La Piscine du harem ou Piscine dans un harem[1] (en russe : Бассейн в гареме) est une peinture à l'huile sur toile de l'artiste français Jean-Léon Gérôme, réalisée vers 1876 et conservée au musée de l'Ermitage à Saint-Pétersbourg[2].

Histoire[modifier | modifier le code]

Une publicité américaine de 1883 utilisant l'œuvre.

L'œuvre a été créée entre 1875 et 1876 sur commande du grand-duc russe Alexandre Aleksandrovič, futur empereur de Russie Alexandre III, connu pour sa passion pour les œuvres d'art[3],[4]. En 1876, l'œuvre est exposée au Salon de Paris sous le titre Femmes turques au bain[3]. La critique d'art Lucy Hooper l'a décrit négativement dans The Art Journal[5].

En 1878, le tableau, avec le slogan anglais Good Old Handmade Whisky with Sourdough, fut utilisé pour une affiche pour la société de spiritueux Belle of Nelson[6], qui utilisait des femmes nues dans la publicité, recevant des critiques de l'Union des femmes chrétiennes pour la tempérance[7]. En 1885, l'empereur Alexandre III achète un autre tableau de Gérôme sur le thème des bains, La Grande Piscine de Brousse, qui en 1918 est transférée au Musée de l'Ermitage à Petrograd et en 1930 vendue aux États-Unis[8]. La piscine du harem a été déplacée du palais Anitchkov au musée de l'Ermitage en 1918[3],[4].

Vol[modifier | modifier le code]

Le palais d'Hiver, siège du musée de Saint-Pétersbourg.

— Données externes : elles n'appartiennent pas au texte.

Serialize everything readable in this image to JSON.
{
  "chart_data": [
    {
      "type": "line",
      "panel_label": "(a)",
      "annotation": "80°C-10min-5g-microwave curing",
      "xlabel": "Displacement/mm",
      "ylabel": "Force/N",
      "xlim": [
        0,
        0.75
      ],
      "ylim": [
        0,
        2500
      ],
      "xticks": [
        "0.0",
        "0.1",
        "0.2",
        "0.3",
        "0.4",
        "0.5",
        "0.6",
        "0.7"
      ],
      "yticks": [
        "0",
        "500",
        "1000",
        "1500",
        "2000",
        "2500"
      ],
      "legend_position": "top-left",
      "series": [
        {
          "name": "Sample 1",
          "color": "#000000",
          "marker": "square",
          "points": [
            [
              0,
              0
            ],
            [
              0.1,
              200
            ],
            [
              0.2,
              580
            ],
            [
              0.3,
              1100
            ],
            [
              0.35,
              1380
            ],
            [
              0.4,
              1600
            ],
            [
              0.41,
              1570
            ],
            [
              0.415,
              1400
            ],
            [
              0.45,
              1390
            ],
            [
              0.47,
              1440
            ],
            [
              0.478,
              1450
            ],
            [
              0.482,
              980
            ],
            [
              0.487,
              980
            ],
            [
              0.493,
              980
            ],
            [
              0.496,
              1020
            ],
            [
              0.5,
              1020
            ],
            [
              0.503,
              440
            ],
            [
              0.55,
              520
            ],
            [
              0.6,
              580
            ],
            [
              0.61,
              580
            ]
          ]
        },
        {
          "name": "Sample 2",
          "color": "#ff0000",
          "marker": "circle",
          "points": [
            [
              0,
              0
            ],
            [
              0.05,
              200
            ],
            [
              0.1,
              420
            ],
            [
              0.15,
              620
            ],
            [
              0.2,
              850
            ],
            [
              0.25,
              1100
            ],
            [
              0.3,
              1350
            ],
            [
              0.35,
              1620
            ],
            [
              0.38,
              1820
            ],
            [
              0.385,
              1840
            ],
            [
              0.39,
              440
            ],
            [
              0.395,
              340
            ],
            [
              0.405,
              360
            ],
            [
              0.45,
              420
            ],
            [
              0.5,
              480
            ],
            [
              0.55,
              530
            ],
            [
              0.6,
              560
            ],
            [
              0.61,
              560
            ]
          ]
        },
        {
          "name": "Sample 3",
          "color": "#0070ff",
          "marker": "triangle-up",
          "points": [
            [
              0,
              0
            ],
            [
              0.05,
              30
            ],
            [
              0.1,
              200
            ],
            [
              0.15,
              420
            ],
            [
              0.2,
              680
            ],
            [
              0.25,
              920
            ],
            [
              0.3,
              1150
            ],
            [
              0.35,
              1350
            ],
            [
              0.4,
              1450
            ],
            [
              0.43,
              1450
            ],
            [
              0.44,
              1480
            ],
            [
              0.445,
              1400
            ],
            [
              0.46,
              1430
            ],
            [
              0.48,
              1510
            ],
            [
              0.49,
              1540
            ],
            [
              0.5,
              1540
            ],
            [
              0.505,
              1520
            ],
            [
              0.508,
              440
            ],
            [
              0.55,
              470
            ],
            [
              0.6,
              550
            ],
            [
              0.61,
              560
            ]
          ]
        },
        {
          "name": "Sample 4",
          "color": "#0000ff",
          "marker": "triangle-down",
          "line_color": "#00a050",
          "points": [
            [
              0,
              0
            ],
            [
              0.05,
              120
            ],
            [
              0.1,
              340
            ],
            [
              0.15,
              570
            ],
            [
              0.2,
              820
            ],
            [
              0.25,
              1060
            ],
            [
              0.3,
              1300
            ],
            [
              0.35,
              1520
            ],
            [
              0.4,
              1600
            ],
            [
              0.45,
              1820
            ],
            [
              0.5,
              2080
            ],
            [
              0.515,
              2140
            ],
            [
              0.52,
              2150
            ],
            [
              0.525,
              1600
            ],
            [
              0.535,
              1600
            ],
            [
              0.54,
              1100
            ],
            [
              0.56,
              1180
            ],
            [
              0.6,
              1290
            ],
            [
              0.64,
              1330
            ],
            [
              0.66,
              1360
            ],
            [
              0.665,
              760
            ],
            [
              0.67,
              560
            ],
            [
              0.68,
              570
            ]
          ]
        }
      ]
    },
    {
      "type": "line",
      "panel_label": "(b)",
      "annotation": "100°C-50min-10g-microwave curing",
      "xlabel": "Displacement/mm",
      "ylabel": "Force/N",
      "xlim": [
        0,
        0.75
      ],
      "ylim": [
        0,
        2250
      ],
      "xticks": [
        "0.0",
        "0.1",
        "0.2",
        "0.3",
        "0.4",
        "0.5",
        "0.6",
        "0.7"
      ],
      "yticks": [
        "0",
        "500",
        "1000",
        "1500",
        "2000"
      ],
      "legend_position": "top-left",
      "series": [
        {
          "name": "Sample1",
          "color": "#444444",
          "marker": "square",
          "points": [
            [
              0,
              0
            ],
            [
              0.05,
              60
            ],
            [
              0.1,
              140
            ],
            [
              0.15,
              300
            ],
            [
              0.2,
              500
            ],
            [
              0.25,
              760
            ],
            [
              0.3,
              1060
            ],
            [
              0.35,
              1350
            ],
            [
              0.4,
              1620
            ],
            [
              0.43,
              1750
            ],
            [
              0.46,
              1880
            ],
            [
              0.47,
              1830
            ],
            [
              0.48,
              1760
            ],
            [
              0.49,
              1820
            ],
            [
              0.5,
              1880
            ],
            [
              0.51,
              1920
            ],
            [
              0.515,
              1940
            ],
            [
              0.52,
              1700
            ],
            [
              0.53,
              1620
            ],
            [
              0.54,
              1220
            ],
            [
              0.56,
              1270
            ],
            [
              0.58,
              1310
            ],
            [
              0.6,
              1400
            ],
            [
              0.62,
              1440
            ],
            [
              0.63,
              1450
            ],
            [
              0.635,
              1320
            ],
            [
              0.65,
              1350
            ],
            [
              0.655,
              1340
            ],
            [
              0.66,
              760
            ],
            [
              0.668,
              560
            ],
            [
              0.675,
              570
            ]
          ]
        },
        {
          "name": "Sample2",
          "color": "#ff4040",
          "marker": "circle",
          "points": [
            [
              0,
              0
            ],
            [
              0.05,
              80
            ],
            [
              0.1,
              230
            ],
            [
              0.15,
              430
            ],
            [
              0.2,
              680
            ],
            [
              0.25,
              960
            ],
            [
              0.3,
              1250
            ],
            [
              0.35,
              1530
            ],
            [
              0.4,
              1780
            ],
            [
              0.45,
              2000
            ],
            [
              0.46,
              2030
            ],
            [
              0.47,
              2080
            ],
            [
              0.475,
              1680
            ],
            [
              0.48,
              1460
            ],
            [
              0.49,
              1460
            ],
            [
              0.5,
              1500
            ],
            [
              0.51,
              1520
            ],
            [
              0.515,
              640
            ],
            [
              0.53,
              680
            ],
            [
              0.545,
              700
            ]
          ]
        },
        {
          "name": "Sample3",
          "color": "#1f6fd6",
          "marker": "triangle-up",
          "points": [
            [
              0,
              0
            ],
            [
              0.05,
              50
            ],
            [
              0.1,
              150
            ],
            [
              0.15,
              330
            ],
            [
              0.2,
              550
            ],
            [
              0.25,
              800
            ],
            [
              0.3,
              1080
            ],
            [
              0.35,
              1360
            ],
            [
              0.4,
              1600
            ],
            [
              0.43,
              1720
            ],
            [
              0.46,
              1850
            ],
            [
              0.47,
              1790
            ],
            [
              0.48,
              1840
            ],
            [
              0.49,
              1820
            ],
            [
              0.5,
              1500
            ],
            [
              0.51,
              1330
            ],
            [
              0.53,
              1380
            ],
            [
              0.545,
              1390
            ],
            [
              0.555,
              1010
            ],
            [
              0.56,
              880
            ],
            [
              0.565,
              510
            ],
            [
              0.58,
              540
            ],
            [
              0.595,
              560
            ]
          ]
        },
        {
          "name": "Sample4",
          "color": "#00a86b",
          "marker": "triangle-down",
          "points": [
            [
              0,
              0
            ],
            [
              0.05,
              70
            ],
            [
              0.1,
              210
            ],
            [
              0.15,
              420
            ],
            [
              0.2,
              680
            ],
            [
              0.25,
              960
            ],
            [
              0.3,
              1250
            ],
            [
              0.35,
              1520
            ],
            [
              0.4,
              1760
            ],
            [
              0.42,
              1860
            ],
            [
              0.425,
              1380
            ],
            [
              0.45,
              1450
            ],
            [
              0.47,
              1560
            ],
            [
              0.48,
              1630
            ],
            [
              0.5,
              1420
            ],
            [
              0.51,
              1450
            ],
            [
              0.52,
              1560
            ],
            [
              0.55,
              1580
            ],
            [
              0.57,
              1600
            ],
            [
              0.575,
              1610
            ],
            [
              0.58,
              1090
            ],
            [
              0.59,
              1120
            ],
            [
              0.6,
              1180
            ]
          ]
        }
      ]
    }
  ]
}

Le 22 mars 2001, un criminel inconnu a volé le tableau de la salle 330 du département de peinture d'Europe occidentale en plein jour, car l'œuvre n'était pas considérée comme précieuse et n'était pas connectée au système d'alarme[9],[10],[11]. Après que le conservateur Aleksandr Babin a remarqué la disparition de la toile, la police est arrivée au musée et le palais d'Hiver a été fermé[9]. Le directeur du musée, Mikhail Piotrovski, a déclaré que « nous avons affaire à un maniaque car la toile représentait des femmes nues » et que le voyou ne pourrait pas revendre le tableau en raison de sa renommée[12]. La recherche a duré cinq ans, mais n'a donné aucun résultat, et l'affaire a été suspendue pour « non-identification de la personne à citer comme accusé ». Les auteurs du vol n'ont jamais été retrouvés et le tableau a alors été considéré comme irrémédiablement perdu[4].

Le 20 décembre 2006, dans la salle de réception du président du Parti communiste de la fédération de Russie, Guennadi Ziouganov, dans le bâtiment de la Douma d'État à Moscou, a reçu un appel d'un inconnu qui voulait lui donner quelque chose de très précieux, qu'il ne voulait pas voler ou revendre, mais qui soit « restitué au pays et au peuple »[13]. Un anonyme a remis à Aleksandr Kulikov, membre du Comité central du Parti communiste qui était descendu à l'entrée du bâtiment, une toile pliée en quatre, dans un sac en cellophane puis dans un sac en papier[14]. L'attachée de presse du Parti communiste Ekaterina Kibis a reconnu le tableau de Jean-Léon Gérôme volé à l'Ermitage en 2001. Les experts Viktor Petrakov et Aleksandr Podmazo, envoyés à la Douma, sont arrivés à la conclusion que le tableau était authentique et l'ont emmené dans un dépôt spécial pour un examen plus approfondi[14],[15]. Le 27 décembre, le tableau est rendu à l'Ermitage pour être restauré[16].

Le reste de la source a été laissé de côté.